Vieles ist ungeklärt
Und es gibt auch noch einige weitere schwierige Fragen, die bisher noch nicht oder nur oberflächlich behandelt wurden. Ein paar Beispiele:
- Laut Sondierungspapier wollen Union und SPD «im Rahmen der Haushaltsberatungen auch Einsparungen vornehmen». Welche Bereiche das betreffen könnte, wird für heftige Kontroversen sorgen. Außerdem offen: Ob nach dem riesigen Schuldenpaket noch Steuern erhöht werden.
- Was wird aus dem Heizungsgesetz, einem hoch umstrittenen Erbe der Ampel-Koalition? Die CDU hatte im Wahlkampf versprochen, es rückgängig zu machen. Daran hängt auch die Förderung für den Einbau von Wärmepumpen. Im Sondierungspapier ist all das kein Thema.
- Bei der Rente haben beide Seiten zwar die Sicherung des Niveaus vereinbart, aber nicht auf welcher Höhe.
- Die Außen- und Sicherheitspolitik ist im Sondierungspapier praktisch kein Thema. Offene Fragen sind: Werden kurzfristig Waffenlieferungen für drei Milliarden Euro in die Ukraine genehmigt?

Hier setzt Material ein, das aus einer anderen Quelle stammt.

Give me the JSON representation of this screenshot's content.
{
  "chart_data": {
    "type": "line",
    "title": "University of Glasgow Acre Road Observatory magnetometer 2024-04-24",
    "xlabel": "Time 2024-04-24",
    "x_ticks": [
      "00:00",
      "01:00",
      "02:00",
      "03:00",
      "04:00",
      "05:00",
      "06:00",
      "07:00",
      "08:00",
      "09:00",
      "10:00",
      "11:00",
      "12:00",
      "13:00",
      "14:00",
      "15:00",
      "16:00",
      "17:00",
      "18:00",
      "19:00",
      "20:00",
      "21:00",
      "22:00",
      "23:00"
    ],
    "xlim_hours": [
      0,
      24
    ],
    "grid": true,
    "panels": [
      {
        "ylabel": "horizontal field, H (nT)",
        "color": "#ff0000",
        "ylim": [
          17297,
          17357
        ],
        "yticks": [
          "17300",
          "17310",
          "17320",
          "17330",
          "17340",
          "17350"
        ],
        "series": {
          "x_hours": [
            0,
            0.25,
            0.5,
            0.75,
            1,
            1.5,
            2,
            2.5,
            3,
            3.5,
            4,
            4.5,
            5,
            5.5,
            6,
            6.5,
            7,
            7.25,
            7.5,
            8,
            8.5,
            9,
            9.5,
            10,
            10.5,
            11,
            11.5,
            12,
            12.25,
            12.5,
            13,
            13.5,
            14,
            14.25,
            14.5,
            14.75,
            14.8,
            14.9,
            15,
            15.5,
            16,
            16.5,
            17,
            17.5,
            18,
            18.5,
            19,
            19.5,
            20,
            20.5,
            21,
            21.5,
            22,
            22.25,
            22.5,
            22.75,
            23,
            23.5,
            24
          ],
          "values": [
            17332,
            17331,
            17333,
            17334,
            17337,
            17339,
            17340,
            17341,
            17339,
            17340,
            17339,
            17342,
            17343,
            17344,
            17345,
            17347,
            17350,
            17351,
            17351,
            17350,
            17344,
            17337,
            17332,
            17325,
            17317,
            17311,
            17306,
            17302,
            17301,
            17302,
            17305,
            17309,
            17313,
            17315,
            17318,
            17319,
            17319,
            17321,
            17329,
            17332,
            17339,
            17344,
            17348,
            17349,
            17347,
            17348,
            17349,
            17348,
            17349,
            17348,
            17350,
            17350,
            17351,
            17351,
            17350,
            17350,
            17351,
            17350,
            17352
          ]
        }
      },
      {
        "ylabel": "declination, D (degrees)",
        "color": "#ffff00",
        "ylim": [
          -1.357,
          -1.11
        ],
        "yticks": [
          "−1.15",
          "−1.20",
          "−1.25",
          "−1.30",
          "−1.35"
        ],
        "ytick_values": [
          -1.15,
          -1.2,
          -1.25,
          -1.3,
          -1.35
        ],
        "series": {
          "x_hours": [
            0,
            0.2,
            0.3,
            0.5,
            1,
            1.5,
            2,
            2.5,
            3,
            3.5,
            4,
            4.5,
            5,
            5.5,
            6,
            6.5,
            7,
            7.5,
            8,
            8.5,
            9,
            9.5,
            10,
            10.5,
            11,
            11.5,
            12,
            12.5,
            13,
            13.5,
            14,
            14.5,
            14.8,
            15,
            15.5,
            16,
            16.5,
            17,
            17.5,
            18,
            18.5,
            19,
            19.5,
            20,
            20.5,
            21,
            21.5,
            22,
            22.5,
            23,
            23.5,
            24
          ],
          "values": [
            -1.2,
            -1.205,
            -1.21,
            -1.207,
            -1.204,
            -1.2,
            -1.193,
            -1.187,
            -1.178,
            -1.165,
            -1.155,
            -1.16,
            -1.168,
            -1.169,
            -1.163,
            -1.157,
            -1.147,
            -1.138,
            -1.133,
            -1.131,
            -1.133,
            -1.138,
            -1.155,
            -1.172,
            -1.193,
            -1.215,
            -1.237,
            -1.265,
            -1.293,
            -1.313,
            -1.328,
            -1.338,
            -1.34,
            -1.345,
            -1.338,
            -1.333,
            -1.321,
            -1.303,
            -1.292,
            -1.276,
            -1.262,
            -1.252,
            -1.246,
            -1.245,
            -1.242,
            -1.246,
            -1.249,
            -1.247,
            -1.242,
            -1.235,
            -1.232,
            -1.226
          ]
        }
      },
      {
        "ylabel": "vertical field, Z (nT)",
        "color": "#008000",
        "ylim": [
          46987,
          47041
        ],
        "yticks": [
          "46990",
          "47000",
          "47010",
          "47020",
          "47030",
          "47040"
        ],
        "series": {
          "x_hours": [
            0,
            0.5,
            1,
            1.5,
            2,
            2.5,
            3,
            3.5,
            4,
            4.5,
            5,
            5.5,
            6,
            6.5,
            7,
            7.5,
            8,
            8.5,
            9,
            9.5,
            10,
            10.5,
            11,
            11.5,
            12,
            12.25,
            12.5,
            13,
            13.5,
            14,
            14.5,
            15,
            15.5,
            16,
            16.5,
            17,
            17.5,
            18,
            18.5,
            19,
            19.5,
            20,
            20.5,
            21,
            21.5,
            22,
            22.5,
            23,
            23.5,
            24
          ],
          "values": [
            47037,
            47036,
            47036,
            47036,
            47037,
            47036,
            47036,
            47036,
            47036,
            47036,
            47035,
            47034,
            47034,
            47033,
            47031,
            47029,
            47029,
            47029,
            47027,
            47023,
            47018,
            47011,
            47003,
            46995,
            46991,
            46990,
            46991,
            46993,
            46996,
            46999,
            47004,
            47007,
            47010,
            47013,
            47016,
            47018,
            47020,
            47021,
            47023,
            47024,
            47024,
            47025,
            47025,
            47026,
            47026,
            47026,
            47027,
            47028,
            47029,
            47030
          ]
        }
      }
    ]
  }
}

Bleibt das Nein zur Lieferung von Taurus-Marschflugkörpern? Was ist mit der Wehrpflicht? Und wie steht Deutschland zu einem europäischen nuklearen Schutzschirm und einer europäischen Friedenstruppe für die Ukraine?

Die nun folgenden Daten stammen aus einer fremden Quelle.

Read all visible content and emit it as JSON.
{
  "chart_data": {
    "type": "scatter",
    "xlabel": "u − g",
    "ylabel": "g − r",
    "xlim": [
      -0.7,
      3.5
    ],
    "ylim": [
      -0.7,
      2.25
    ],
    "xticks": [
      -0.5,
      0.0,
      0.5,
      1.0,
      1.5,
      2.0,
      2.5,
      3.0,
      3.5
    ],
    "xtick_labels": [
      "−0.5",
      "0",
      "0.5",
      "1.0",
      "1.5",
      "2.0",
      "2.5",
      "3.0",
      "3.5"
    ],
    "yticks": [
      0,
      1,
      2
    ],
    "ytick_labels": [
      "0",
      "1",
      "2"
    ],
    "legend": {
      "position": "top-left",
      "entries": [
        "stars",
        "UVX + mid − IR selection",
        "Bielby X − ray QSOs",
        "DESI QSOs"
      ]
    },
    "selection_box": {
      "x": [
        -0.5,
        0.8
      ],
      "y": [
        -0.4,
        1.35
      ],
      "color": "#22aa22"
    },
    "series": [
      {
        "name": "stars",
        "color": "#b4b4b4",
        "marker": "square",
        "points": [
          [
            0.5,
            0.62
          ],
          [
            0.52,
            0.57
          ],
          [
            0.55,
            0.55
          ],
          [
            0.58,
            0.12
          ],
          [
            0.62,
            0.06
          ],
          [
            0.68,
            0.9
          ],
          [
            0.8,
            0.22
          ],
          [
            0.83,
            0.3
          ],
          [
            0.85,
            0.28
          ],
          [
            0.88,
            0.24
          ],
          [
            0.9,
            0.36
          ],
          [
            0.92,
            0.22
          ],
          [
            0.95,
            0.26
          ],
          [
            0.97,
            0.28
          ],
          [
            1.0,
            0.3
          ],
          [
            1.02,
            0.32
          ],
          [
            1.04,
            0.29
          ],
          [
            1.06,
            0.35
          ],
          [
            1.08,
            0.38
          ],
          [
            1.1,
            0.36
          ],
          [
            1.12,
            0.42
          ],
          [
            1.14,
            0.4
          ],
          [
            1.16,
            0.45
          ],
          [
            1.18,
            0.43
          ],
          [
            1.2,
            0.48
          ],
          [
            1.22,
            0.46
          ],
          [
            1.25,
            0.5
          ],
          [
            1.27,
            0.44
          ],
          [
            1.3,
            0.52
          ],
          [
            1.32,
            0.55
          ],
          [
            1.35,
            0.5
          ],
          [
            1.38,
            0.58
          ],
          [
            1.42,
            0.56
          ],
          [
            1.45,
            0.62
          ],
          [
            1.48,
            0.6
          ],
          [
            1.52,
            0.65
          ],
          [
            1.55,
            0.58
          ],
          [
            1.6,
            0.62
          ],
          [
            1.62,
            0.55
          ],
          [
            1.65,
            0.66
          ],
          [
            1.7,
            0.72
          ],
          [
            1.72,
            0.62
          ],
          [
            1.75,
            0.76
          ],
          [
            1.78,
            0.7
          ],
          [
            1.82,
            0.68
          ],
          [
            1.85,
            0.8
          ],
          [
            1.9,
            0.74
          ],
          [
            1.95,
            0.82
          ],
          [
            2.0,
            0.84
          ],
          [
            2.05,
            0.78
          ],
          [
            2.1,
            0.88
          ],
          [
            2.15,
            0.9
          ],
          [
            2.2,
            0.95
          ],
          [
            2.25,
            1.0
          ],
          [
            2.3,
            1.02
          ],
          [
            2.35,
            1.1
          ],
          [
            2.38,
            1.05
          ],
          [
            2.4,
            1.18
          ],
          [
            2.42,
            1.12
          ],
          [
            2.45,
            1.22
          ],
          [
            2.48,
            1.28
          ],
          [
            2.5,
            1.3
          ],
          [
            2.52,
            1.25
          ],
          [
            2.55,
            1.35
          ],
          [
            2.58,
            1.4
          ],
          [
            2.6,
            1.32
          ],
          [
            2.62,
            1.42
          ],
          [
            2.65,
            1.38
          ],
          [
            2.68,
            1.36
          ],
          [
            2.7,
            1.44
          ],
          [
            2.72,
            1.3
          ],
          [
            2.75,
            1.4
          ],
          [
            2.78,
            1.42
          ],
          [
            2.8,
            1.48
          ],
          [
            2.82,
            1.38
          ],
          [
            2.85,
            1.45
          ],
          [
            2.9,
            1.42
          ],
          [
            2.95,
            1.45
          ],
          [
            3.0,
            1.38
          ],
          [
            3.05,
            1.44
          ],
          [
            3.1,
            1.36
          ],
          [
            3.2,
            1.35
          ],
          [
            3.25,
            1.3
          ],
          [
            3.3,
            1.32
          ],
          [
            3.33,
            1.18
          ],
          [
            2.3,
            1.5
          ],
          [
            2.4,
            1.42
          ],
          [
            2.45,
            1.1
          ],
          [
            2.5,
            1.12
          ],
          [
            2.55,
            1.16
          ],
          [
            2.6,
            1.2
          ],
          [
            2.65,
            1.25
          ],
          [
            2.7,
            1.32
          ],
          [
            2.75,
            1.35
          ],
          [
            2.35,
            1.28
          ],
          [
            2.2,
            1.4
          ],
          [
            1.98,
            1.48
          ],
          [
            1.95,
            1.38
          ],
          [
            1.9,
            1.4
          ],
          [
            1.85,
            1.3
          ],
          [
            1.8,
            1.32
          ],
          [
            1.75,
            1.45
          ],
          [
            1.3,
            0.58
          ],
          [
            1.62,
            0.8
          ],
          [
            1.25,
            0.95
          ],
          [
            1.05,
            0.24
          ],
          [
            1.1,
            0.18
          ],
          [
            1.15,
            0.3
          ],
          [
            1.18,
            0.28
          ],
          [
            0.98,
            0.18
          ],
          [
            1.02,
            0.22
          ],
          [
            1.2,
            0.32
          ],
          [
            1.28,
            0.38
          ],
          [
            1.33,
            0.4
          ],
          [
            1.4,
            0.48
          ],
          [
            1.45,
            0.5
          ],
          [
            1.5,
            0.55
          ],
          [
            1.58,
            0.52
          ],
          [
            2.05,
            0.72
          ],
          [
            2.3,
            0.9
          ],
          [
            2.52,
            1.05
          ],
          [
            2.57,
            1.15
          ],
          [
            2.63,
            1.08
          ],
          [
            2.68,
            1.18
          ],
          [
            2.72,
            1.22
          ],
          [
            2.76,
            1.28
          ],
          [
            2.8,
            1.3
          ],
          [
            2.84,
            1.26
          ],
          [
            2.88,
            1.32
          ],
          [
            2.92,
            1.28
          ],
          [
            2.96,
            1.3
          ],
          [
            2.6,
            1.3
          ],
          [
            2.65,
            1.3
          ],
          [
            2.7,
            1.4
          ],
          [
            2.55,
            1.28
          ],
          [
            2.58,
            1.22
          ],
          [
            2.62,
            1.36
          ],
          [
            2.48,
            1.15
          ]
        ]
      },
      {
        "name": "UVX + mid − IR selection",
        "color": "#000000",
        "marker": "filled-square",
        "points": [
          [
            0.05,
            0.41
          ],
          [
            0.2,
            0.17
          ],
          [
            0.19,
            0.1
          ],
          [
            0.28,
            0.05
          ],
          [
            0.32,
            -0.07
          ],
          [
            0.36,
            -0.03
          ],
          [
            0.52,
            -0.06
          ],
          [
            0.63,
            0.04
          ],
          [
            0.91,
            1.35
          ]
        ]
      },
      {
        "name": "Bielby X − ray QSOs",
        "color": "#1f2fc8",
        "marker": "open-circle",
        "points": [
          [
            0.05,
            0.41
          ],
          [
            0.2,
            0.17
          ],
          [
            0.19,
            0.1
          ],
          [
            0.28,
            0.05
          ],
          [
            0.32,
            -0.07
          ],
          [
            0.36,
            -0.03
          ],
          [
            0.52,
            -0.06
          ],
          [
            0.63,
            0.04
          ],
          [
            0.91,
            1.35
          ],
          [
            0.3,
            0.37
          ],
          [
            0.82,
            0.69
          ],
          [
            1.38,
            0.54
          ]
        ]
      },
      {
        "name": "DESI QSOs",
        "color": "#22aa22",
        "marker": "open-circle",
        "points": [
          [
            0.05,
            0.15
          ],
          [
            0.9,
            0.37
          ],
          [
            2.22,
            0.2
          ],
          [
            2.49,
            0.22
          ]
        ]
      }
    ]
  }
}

- Auch die innere Sicherheit und die Befugnisse von Polizei und Verfassungsschutz finden sich nicht im Ergebnispapier.
- Offen ist, ob man noch über einen Weiterbetrieb der stillgelegten Atomkraftwerke nachdenkt. Die CDU hatte im Wahlprogramm versprochen, das zumindest zu prüfen. Im Sondierungspapier taucht das nicht auf.
- Das gerade erst reformierte Wahlrecht soll überprüft werden. Wie es geändert werden könnte, wäre noch zu klären.
- Deutschlandticket: Über «den Fortbestand» über das Jahresende hinaus soll beraten werden. Das zielt vor allem auf die weitere Finanzierung mit staatlichen Zuschüssen, aber wie genau?
«Basst scho»
Es bleibt also spannend. Ein gutes Zeichen für die kommenden Verhandlungen ist, dass die Sondierungsrunden ziemlich reibungslos verlaufen sind. Es gab Frühlingsbilder von gut gelaunten Sondierern bei Sonnenschein auf Balkonen – als Kontrastprogramm zu den düsteren Tagen des Ampel-Niedergangs im vergangenen Herbst.
Unions-Fraktionschef Merz sprach von einer «guten und sehr kollegialen Atmosphäre». Auch SPD-Chef Lars Klingbeil nannte die Gespräche «konstruktiv». Und selbst CSU-Chef Markus Söder meinte: «Basst scho» (Passt schon).
Einigung bis Ostern?
Die Führungsgremien der CSU und SPD planen, am Sonntag über die Sondierungsergebnisse zu beraten, die CDU am Montag. Dann können die Koalitionsverhandlungen beginnen. Merz strebt einen Abschluss bis Ostern an. Die SPD hat sich bisher noch nicht konkret zu Zeitplänen geäußert.